Éditions Hier et aujourd'hui (p. 117-125).
◄  XIX
XXI  ►

XX


Un soir, tandis que la mère tricotait, assise près de la table et qu’André lisait à haute voix l’histoire du soulèvement des esclaves romains, quelqu’un frappa violemment à la porte ; quand le Petit-Russien eut ouvert, Vessoftchikov entra, un paquet sous le bras, sa casquette rabattue sur ses sourcils et couvert de boue jusqu’aux genoux :

— En passant, j’ai vu que vous aviez de la lumière et je suis entré pour vous saluer.
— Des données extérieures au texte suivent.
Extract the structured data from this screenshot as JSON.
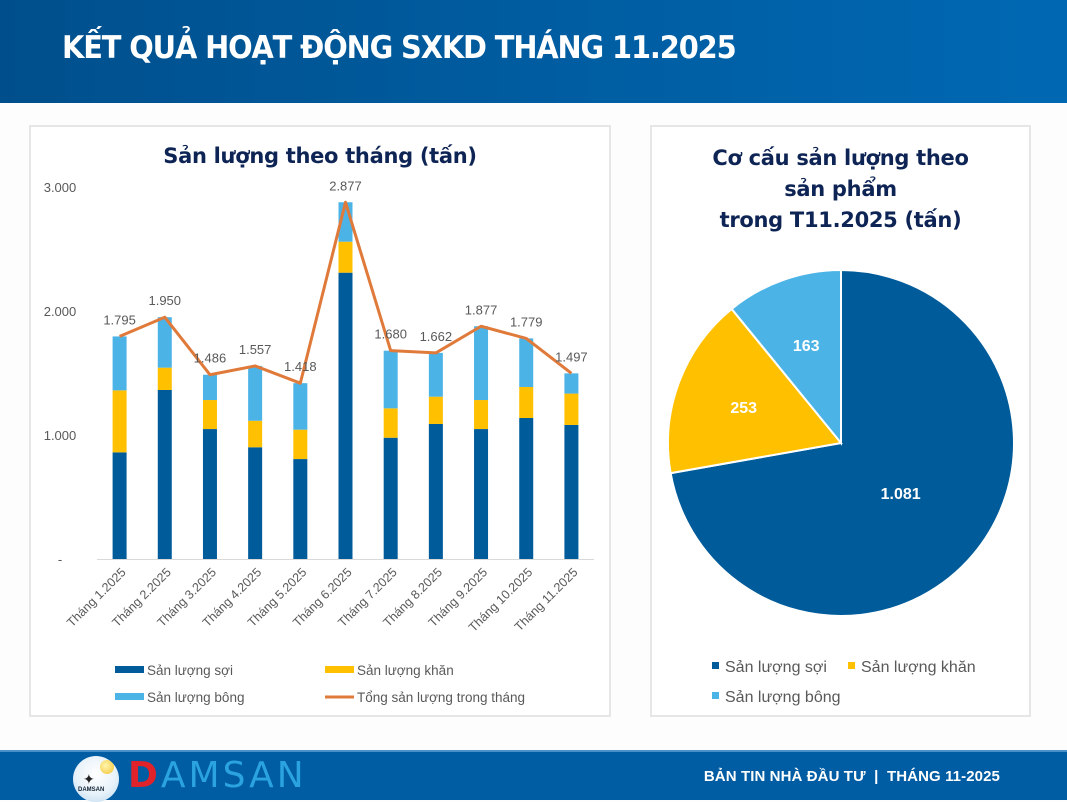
{
  "header": {
    "title": "KẾT QUẢ HOẠT ĐỘNG SXKD THÁNG 11.2025"
  },
  "colors": {
    "soi": "#005b9a",
    "khan": "#ffc000",
    "bong": "#4cb3e6",
    "total": "#e07a3a",
    "title": "#0d2455",
    "axis_text": "#595959"
  },
  "chart_data": [
    {
      "type": "bar",
      "stacked": true,
      "title": "Sản lượng theo tháng (tấn)",
      "xlabel": "",
      "ylabel": "",
      "ylim": [
        0,
        3000
      ],
      "yticks": [
        0,
        1000,
        2000,
        3000
      ],
      "ytick_labels": [
        "-",
        "1.000",
        "2.000",
        "3.000"
      ],
      "grid": false,
      "legend_position": "bottom",
      "categories": [
        "Tháng 1.2025",
        "Tháng 2.2025",
        "Tháng 3.2025",
        "Tháng 4.2025",
        "Tháng 5.2025",
        "Tháng 6.2025",
        "Tháng 7.2025",
        "Tháng 8.2025",
        "Tháng 9.2025",
        "Tháng 10.2025",
        "Tháng 11.2025"
      ],
      "series": [
        {
          "name": "Sản lượng sợi",
          "type": "bar",
          "values": [
            860,
            1363,
            1048,
            901,
            806,
            2309,
            978,
            1089,
            1048,
            1137,
            1081
          ]
        },
        {
          "name": "Sản lượng khăn",
          "type": "bar",
          "values": [
            500,
            180,
            234,
            214,
            237,
            250,
            237,
            220,
            234,
            250,
            253
          ]
        },
        {
          "name": "Sản lượng bông",
          "type": "bar",
          "values": [
            435,
            407,
            204,
            442,
            375,
            318,
            465,
            353,
            595,
            392,
            163
          ]
        },
        {
          "name": "Tổng sản lượng trong tháng",
          "type": "line",
          "values": [
            1795,
            1950,
            1486,
            1557,
            1418,
            2877,
            1680,
            1662,
            1877,
            1779,
            1497
          ]
        }
      ],
      "data_labels": [
        "1.795",
        "1.950",
        "1.486",
        "1.557",
        "1.418",
        "2.877",
        "1.680",
        "1.662",
        "1.877",
        "1.779",
        "1.497"
      ],
      "legend": [
        "Sản lượng sợi",
        "Sản lượng khăn",
        "Sản lượng bông",
        "Tổng sản lượng trong tháng"
      ]
    },
    {
      "type": "pie",
      "title": "Cơ cấu sản lượng theo sản phẩm trong T11.2025 (tấn)",
      "title_lines": [
        "Cơ cấu sản lượng theo",
        "sản phẩm",
        "trong T11.2025 (tấn)"
      ],
      "legend_position": "bottom",
      "slices": [
        {
          "name": "Sản lượng sợi",
          "value": 1081,
          "label": "1.081"
        },
        {
          "name": "Sản lượng khăn",
          "value": 253,
          "label": "253"
        },
        {
          "name": "Sản lượng bông",
          "value": 163,
          "label": "163"
        }
      ],
      "legend": [
        "Sản lượng sợi",
        "Sản lượng khăn",
        "Sản lượng bông"
      ]
    }
  ],
  "footer": {
    "logo_small_text": "DAMSAN",
    "brand_first": "D",
    "brand_rest": "AMSAN",
    "text": "BẢN TIN NHÀ ĐẦU TƯ  |  THÁNG 11-2025"
  }
}
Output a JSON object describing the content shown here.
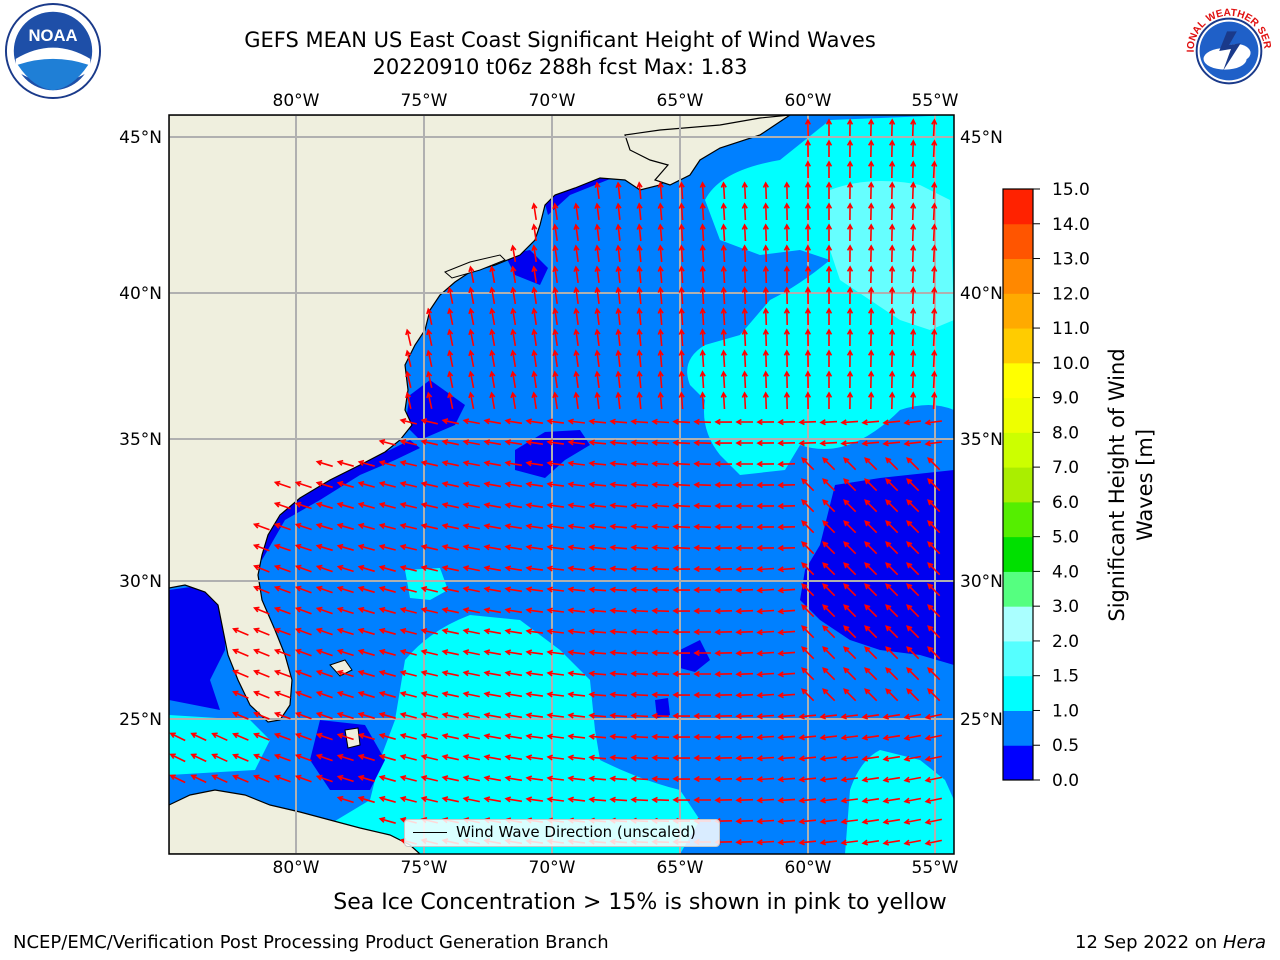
{
  "title": {
    "line1": "GEFS MEAN US East Coast Significant Height of Wind Waves",
    "line2": "20220910 t06z 288h fcst   Max: 1.83"
  },
  "map": {
    "lon_labels": [
      "80°W",
      "75°W",
      "70°W",
      "65°W",
      "60°W",
      "55°W"
    ],
    "lat_labels": [
      "45°N",
      "40°N",
      "35°N",
      "30°N",
      "25°N"
    ],
    "legend_label": "Wind Wave Direction (unscaled)",
    "colors": {
      "land": "#efefde",
      "wave_0_0": "#0000f0",
      "wave_0_5": "#0080ff",
      "wave_1_0": "#00ffff",
      "wave_1_5": "#66ffff",
      "arrow": "#ff0000",
      "grid": "#b0b0b0"
    }
  },
  "colorbar": {
    "label": "Significant Height of Wind Waves [m]",
    "label_line1": "Significant Height of Wind",
    "label_line2": "Waves [m]",
    "ticks": [
      "0.0",
      "0.5",
      "1.0",
      "1.5",
      "2.0",
      "3.0",
      "4.0",
      "5.0",
      "6.0",
      "7.0",
      "8.0",
      "9.0",
      "10.0",
      "11.0",
      "12.0",
      "13.0",
      "14.0",
      "15.0"
    ],
    "colors": [
      "#0000ff",
      "#0080ff",
      "#00ffff",
      "#55ffff",
      "#aaffff",
      "#55ff80",
      "#00e000",
      "#55ee00",
      "#aaee00",
      "#ccff00",
      "#eeff00",
      "#ffff00",
      "#ffcc00",
      "#ffaa00",
      "#ff8800",
      "#ff5500",
      "#ff2200",
      "#ff0000"
    ]
  },
  "ice_note": "Sea Ice Concentration > 15% is shown in pink to yellow",
  "footer": {
    "left": "NCEP/EMC/Verification Post Processing Product Generation Branch",
    "right_date": "12 Sep 2022 on ",
    "right_machine": "Hera"
  },
  "logos": {
    "noaa_text": "NOAA",
    "nws_text": "NATIONAL WEATHER SERVICE"
  }
}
Je sors de prison à l’instant ! expliqua-t-il d’une voix bizarre ; puis, s’emparant de la main de la mère, il la secoua avec vigueur et dit :

— Pavel vous envoie ses amitiés…

Et se laissant tomber sur une chaise avec hésitation, il fouilla la chambre de son regard maussade et soupçonneux.

Il déplaisait à la mère ; il y avait dans sa tête anguleuse et tondue et dans ses petits yeux, quelque chose qui effrayait toujours la vieille femme ; mais elle fut cependant contente de le revoir et elle lui dit, souriante et affectueuse :

— Tu as bien maigri !… André ! Faisons-lui du thé !
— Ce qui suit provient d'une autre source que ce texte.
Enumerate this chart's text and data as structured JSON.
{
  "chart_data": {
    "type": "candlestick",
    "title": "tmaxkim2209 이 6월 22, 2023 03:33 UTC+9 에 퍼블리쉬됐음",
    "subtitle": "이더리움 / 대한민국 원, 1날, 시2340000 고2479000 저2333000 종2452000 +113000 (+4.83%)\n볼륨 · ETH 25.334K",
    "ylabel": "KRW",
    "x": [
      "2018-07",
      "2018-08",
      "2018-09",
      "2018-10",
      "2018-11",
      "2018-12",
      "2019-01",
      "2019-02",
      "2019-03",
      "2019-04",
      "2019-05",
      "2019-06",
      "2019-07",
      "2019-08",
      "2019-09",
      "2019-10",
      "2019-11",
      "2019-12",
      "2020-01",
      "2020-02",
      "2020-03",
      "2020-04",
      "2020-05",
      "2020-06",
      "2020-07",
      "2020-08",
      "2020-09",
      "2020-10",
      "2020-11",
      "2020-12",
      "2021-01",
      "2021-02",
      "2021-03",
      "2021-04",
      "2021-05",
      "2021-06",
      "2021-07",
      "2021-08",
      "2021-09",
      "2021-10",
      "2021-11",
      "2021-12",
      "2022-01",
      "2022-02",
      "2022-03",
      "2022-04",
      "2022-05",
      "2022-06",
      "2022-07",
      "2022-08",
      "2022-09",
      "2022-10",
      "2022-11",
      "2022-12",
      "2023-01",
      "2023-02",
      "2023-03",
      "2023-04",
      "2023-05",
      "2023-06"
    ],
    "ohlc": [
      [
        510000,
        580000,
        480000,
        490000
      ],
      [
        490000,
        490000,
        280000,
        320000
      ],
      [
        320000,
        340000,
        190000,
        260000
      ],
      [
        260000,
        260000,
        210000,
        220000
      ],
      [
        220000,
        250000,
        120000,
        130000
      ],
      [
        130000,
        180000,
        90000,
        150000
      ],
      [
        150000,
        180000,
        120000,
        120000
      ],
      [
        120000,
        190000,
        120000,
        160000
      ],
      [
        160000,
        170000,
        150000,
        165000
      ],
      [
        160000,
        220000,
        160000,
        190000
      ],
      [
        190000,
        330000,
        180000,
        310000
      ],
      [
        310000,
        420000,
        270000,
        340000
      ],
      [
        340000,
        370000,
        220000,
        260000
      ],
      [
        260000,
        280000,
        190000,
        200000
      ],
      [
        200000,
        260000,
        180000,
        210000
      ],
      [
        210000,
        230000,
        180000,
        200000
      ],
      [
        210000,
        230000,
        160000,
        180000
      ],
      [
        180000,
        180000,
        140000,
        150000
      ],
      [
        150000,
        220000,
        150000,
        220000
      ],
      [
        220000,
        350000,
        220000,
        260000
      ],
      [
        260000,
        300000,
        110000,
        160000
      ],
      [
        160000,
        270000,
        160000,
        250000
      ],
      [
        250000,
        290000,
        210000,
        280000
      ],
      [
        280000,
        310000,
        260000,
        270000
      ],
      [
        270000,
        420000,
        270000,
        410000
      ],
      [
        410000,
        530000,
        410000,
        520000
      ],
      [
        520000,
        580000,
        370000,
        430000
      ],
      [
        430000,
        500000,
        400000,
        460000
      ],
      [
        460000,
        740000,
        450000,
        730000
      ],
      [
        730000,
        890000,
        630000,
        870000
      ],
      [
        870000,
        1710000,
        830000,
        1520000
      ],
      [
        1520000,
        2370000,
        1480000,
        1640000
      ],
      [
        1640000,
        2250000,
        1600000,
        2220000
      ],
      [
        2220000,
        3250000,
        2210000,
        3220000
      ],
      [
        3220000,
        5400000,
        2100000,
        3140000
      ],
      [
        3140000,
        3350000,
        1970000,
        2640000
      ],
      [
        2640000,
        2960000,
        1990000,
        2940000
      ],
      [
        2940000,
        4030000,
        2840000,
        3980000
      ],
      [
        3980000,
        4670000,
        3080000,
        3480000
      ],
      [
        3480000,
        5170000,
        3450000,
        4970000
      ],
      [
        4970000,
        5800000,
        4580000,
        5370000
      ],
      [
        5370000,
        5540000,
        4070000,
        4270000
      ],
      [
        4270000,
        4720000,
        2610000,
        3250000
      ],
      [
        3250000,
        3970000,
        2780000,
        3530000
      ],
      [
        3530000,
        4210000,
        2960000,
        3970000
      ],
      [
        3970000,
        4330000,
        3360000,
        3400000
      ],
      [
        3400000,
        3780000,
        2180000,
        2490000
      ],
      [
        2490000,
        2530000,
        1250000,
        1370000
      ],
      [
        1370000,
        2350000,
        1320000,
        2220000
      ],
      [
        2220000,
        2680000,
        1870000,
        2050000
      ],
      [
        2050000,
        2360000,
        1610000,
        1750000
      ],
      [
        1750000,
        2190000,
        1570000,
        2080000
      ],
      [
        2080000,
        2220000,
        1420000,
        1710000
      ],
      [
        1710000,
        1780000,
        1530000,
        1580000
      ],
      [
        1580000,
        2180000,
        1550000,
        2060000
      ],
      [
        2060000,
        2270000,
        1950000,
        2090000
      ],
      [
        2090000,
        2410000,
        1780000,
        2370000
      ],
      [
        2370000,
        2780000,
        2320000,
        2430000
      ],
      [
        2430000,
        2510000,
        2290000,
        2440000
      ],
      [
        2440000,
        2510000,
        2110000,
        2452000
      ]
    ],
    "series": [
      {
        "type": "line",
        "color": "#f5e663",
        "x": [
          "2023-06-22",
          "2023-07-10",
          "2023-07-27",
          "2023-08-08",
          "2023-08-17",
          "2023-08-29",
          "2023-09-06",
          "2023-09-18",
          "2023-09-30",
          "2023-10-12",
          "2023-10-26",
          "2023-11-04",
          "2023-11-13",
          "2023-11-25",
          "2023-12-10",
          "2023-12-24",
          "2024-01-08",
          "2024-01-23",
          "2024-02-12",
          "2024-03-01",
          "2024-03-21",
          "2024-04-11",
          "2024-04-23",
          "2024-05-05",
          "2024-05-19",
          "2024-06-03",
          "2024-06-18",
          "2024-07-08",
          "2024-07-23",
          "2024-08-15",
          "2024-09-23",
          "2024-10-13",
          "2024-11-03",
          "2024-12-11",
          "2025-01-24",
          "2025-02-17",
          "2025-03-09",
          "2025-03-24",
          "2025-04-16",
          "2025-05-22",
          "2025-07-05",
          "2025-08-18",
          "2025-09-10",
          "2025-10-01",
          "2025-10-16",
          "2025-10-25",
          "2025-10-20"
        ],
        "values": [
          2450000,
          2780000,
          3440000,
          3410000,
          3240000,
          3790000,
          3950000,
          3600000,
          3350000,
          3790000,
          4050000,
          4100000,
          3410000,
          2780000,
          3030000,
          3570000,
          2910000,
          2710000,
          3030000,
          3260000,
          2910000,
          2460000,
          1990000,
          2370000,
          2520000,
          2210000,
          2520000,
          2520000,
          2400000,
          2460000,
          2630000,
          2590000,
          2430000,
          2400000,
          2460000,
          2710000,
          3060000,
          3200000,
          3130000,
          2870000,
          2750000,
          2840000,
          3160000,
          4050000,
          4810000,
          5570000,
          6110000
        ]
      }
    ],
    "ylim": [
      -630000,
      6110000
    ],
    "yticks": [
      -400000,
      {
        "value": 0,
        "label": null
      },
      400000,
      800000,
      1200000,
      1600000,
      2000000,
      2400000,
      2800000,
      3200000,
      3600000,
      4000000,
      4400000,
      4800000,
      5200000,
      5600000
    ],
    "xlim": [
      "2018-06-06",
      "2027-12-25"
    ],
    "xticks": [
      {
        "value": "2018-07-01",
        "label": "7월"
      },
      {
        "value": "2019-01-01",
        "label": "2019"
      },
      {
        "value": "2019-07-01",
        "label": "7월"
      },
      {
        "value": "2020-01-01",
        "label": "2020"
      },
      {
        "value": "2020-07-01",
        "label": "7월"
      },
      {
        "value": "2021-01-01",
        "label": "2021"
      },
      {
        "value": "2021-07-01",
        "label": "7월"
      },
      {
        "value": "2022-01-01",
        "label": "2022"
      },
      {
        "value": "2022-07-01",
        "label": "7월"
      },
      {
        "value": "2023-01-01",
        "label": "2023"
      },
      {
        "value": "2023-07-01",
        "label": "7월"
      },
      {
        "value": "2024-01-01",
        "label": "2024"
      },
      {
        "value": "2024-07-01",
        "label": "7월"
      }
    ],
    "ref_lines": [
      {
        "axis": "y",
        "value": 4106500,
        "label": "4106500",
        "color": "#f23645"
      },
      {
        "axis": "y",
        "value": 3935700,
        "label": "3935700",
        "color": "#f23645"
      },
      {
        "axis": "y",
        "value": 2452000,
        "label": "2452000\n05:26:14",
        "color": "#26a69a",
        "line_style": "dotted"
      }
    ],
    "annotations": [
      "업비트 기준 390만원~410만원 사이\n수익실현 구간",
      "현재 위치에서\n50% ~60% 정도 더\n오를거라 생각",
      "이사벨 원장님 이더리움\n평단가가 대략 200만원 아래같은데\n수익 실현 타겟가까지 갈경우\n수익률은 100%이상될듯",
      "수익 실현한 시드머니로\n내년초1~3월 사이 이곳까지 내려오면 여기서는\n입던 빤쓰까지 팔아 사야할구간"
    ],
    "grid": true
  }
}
— Je prépare déjà le samovar ! répondit de la cuisine le Petit-Russien.

— Eh bien, comment va Pavel ? En a-t-on libéré d’autres que toi ?

Vessoftchikov répondit en baissant la tête :

— Pavel est encore en prison… il prend son mal en patience. On n’a relâché que moi.

Il leva les yeux, regarda la mère et continua lentement, les dents serrées :

— Je leur ai dit : Laissez-moi aller, j’en ai assez… Sinon, je tue n’importe qui et je me suicide ensuite. Ils m’ont libéré… Et ils ont bien fait… J’aurais tenu parole…

— Oui !… dit la mère en s’éloignant de lui ; ses yeux papillotaient involontairement quand ils rencontraient le regard aigu du grêlé.

— Et comment va Fédia Mazine ? cria de la cuisine le Petit-Russien. Il écrit toujours des poésies ?

— Oui ! Je n’y comprends rien ! dit le jeune homme en hochant la tête. Est-ce que c’est un pinson ? On le met en cage… et il chante… Il y a une chose que je sais : je n’ai pas envie d’aller à la maison…

— En effet, qu’y trouverais-tu ? répondit la mère en réfléchissant. Elle est vide, le poêle n’est pas allumé, il doit y faire froid…

Vessoftchikov se tut, ferma à demi les yeux, puis, sortant de sa poche un étui à cigarettes, il se mit à fumer lentement. Du regard, il suivait les nuages de fumée grise qui se dissipaient au-dessus de sa tête, et soudain il éclata d’un rire étrange, pareil à l’aboiement d’un chien irrité :

— Oui, il doit y faire froid… Des blattes gelées parsèment probablement le plancher… les souris aussi ont dû crever de froid… Pélaguée Nilovna, permets-moi de passer la nuit chez toi, veux-tu ?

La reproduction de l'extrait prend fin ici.